Dies hat den Vorteil, daß trotz geringer Signal-/Stör- Verhältnisse große Detektionsreichweiten
möglich sind und die Falschalarmrate gering gehalten wird. Zusätzlich ist ein frühzeitiges
Wecken möglich.
[0010] Zweckmäßige Ausführungsformen des erfindungsgemäßen Verfahrens mit vorteilhaften
Weiterbildungen und Ausgestalltungen der Erfindung ergeben sich aus den weiteren Ansprüchen.
[0011] Das erfindungsgemäße Verfahren ist anhand einer in der Zeichnung dargestellten Vorrichtung
zum Durchführen des Verfahrens im folgenden näher beschrieben. Dabei zeigt die Zeichnung
ein Blockschaltbild einer nach dem erfindungsgemäßen Verfahren arbeitenden, auf Fahrzeuggeräusche
ansprechenden Weckvorrichtung.
[0012] Die in der Zeichnung im Blockschaltbild dargestellte Weckvorrichtung dient zum Aktivieren
oder Wecken autonomer Systeme zur Überwachung von Geländebereichen bezüglich des Eindringens
von oder des Überfahrens durch Fahrzeuge alle Art, wobei das autonome System ein Aufklärungssystem
zur Erfassung von Truppenbewegungen oder ein Bekämpfungssystem, z.B. ein Minensystem,
zur Zerstörung aller oder selektierter Fahrzeuge sein kann.
[0013] Die zusammen mit dem autonomen System im Gelände ausgebrachte Weckvorrichtung weist
eine aktustische Antenne 10 auf, die drei um 120° gegeneinander sternförmig versetzt
angeordnete Antennenarme 11, 12 und 13 besitzt. Auf jedem Antennenarm 11 bis 13 sind
drei Mikrofone 14 im konstanten Abstand voneinander angeordnet. Im Sternpunkt der
drei Antennenarme 11 bis 13 ist ein weiteres Mikrofon 14 vorhanden.

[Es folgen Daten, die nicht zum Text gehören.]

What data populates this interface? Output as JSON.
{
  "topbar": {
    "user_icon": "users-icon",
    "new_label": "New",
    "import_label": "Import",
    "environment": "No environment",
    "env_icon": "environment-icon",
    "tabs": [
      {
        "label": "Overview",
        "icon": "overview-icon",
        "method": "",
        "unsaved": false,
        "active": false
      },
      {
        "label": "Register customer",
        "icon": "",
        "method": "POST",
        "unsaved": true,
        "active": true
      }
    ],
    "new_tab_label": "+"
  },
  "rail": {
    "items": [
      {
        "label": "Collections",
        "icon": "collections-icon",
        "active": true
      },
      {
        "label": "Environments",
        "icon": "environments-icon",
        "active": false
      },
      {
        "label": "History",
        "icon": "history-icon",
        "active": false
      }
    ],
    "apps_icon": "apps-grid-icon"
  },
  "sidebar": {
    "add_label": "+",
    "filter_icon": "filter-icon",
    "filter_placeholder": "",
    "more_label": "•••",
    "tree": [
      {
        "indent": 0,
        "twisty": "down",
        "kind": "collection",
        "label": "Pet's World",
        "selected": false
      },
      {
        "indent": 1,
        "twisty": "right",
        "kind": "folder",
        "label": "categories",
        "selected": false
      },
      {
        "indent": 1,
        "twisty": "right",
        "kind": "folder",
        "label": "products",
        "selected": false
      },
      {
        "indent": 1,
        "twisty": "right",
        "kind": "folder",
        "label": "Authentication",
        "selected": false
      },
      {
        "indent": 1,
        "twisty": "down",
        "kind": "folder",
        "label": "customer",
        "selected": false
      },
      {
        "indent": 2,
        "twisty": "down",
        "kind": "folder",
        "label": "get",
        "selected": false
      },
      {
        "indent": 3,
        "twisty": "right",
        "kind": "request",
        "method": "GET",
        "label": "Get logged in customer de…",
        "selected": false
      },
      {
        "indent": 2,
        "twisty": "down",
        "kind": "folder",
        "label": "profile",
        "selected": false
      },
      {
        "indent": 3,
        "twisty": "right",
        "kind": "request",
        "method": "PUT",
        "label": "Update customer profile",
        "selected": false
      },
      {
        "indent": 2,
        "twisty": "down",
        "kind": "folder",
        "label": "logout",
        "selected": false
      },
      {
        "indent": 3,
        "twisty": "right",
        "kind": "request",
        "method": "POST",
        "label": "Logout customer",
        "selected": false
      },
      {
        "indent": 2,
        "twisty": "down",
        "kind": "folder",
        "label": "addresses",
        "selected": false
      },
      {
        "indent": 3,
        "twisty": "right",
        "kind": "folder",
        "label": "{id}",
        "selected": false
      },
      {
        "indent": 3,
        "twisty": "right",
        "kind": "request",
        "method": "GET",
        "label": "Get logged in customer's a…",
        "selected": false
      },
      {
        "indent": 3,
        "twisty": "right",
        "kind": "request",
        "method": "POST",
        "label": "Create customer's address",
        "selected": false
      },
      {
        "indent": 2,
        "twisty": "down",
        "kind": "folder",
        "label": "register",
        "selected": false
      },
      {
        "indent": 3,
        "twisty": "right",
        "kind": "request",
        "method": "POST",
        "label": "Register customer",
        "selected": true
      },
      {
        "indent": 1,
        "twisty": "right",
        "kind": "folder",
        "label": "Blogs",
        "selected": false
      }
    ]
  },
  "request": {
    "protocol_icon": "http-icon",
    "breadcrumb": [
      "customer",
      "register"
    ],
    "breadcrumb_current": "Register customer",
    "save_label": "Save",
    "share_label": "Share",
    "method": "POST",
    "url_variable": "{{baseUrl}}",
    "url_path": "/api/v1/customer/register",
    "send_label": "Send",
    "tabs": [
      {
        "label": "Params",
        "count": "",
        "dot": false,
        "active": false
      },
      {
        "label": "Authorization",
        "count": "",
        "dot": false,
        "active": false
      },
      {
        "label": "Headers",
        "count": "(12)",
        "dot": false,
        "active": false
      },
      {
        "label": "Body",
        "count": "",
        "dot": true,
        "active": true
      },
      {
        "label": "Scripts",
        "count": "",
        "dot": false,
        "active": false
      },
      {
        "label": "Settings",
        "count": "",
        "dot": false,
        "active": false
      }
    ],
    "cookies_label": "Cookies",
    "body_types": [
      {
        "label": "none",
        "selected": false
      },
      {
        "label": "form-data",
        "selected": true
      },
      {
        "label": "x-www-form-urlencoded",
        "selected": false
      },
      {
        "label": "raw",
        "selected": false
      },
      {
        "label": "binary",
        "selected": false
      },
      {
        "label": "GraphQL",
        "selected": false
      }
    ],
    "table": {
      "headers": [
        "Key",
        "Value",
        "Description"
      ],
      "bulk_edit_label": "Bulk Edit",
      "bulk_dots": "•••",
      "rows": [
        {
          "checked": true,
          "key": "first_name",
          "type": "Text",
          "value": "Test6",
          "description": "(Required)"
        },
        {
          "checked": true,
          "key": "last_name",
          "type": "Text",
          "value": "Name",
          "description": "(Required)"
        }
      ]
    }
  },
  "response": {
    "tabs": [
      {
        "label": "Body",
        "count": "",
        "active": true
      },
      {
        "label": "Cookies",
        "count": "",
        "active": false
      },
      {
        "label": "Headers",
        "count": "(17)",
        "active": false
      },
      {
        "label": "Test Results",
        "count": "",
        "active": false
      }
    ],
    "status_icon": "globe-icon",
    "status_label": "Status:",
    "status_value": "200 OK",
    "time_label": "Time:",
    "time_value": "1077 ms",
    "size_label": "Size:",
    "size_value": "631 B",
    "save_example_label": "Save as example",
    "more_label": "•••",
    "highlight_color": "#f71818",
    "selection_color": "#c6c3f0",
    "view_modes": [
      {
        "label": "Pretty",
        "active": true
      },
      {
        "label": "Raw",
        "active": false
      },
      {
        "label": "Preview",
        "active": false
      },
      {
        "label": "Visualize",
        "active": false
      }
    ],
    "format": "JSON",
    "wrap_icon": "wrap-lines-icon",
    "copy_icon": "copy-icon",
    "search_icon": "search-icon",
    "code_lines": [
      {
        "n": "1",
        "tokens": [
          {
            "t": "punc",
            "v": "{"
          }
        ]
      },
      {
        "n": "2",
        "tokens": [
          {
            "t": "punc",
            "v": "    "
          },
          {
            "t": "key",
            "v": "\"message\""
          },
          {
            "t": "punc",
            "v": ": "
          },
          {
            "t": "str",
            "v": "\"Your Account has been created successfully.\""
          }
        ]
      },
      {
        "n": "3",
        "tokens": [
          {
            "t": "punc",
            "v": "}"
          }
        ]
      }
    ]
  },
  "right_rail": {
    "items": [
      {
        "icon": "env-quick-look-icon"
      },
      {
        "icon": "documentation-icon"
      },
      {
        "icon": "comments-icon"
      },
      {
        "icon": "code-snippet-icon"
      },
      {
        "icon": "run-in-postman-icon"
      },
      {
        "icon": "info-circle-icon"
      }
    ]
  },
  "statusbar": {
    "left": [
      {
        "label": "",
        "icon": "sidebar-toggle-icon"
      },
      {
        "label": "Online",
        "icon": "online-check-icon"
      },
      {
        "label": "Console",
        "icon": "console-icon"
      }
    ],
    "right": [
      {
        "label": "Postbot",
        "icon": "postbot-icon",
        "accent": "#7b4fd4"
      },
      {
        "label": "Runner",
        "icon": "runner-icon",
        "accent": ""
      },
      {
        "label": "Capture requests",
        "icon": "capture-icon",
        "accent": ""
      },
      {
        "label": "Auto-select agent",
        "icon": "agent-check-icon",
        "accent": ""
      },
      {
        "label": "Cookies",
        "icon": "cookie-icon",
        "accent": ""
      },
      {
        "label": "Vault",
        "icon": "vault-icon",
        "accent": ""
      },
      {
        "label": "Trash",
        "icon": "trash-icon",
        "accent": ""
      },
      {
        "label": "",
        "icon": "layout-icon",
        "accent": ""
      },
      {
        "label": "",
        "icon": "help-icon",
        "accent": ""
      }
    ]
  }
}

[0014] Eine Signalverarbeitung zur Aufbereitung und Auswertung der Ausgangssignale der Mikrofone
14 und zum Erzeugen eines Wecksignals, dem sog. Master-Wecksignal, wenn mit ausreichend
hohem Sicherheitsgrad ein Fahrzeug im Überwachungsbereich detektiert wird, ist in
drei einzelne Weckstufen 15, 16 und 17 aufgeteilt, die unabhängig voneinander arbeiten
und qualitativ unterschiedliche Merkmale, die signifikant für das Vorhandensein von
Fahrzeuggeräuschen sind, in den ihnen zugeführten Signalen extrahieren und bewerten
und bei ausreichender Konfidenz der extrahierten Merkmale jeweils ein Wecksignal,
das sog. Slave-Wecksignal erzeugen. Die Slave-Wecksignale werden einer die Weckstufen
15 bis 17 funktionell verbindenden Verknüpfungseinheit 18 zugeführt, die ihrerseits
das Master-Wecksignal generiert.
[0015] Die Verknüpfung der Slave-Wecksignale kann in unterschiedlicher Weise erfolgen. Im
einfachsten Fall werden die Weckstufen 15 bis 17 durch die Verknüpfungseinheit 18
hintereinander geschaltet, d. h. das Slave-Wecksignal der Weckstufe 15 wird zum Aktivieren
der Weckstufe 16 und das Slave-Wecksignal der Weckstufe 16 zum Aktivieren der Weckstufe
17 verwendet. Das Slave-Wecksignal der letzten Weckstufe 17 ist dann das Master-Wecksignal.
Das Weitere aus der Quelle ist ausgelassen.